On the bottom-left part, you can use the Compass to know and set the camera orientation:
On the bottom-right part, the Scale indicates the size of the objects shown in the viewport:
Hovering nodes now displays information about them and their ascendants:
As shown above, SAMSON now has two ways to display bond orders: either through their thickness (as before) or via multiple cylinders (new version).
Some of you are doing simulations that involve continuous bond orders, so we decided to make rendering bond orders continuous as well:
Try it yourself: select a bond and change its order in the Inspector (Ctrl / Cmd + 2).
An easier learning curve
SAMSON now contains step-by-step Interactive tutorials that guide you through SAMSON’s features at your own pace.
At the moment, seven tutorials are already included (totalling dozens of steps), but more are coming, and we’ll make it possible for developers to make their own and create new learning experiences, either about their own modules or about molecular science in general.
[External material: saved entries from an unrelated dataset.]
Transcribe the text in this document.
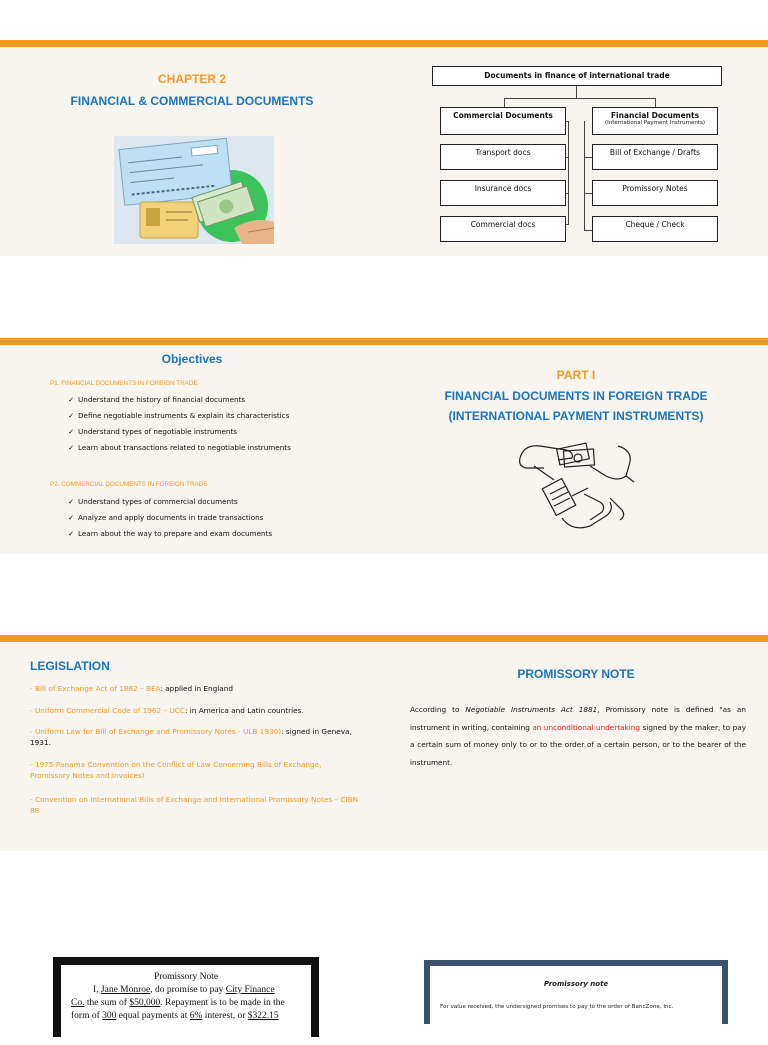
CHAPTER 2
FINANCIAL & COMMERCIAL DOCUMENTS
Documents in finance of international trade
Commercial Documents	Financial Documents
(International Payment Instruments)
Transport docs
Insurance docs
Commercial docs
Bill of Exchange / Drafts
Promissory Notes
Cheque / Check
Objectives
P1. FINANCIAL DOCUMENTS IN FOREIGN TRADE
✓ Understand the history of financial documents
✓ Define negotiable instruments & explain its characteristics
✓ Understand types of negotiable instruments
✓ Learn about transactions related to negotiable instruments
P2. COMMERCIAL DOCUMENTS IN FOREIGN TRADE
✓ Understand types of commercial documents
✓ Analyze and apply documents in trade transactions
✓ Learn about the way to prepare and exam documents
PART I
FINANCIAL DOCUMENTS IN FOREIGN TRADE
(INTERNATIONAL PAYMENT INSTRUMENTS)
LEGISLATION
- Bill of Exchange Act of 1882 – BEA: applied in England
- Uniform Commercial Code of 1962 – UCC: in America and Latin countries.
- Uniform Law for Bill of Exchange and Promissory Notes - ULB 1930): signed in Geneva, 1931.
- 1975 Panama Convention on the Conflict of Law Concerning Bills of Exchange, Promissory Notes and Invoices)
- Convention on International Bills of Exchange and International Promissory Notes – CIBN 88
PROMISSORY NOTE
According to Negotiable Instruments Act 1881, Promissory note is defined "as an instrument in writing, containing an unconditional undertaking signed by the maker, to pay a certain sum of money only to or to the order of a certain person, or to the bearer of the instrument.
Promissory Note
I, Jane Monroe, do promise to pay City Finance
Co. the sum of $50,000. Repayment is to be made in the
form of 300 equal payments at 6% interest, or $322.15
Promissory note
For value received, the undersigned promises to pay to the order of BancZone, Inc.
The technology we developed for offering interactive tutorials is also used to provide Contextual tips which appear when they’re most needed.
You control in the Preferences the frequency at which these tips are displayed.
This is just an overview, and SAMSON 2020 includes even more new features and improvements, including for example:
- The Node Filter can now be used to search All nodes, Visible nodes and/or Selected nodes, and it provides examples of search strings
- The Document view is orders of magnitude faster than in the previous version
- The Node Finder has been simplified to make it easier to learn SAMSON’s Node Specification Language
- The SAMSON API has been upgraded to expose the new functionalities of this release and let developers create fantastic molecular modeling experiences that they can distribute on SAMSON Connect.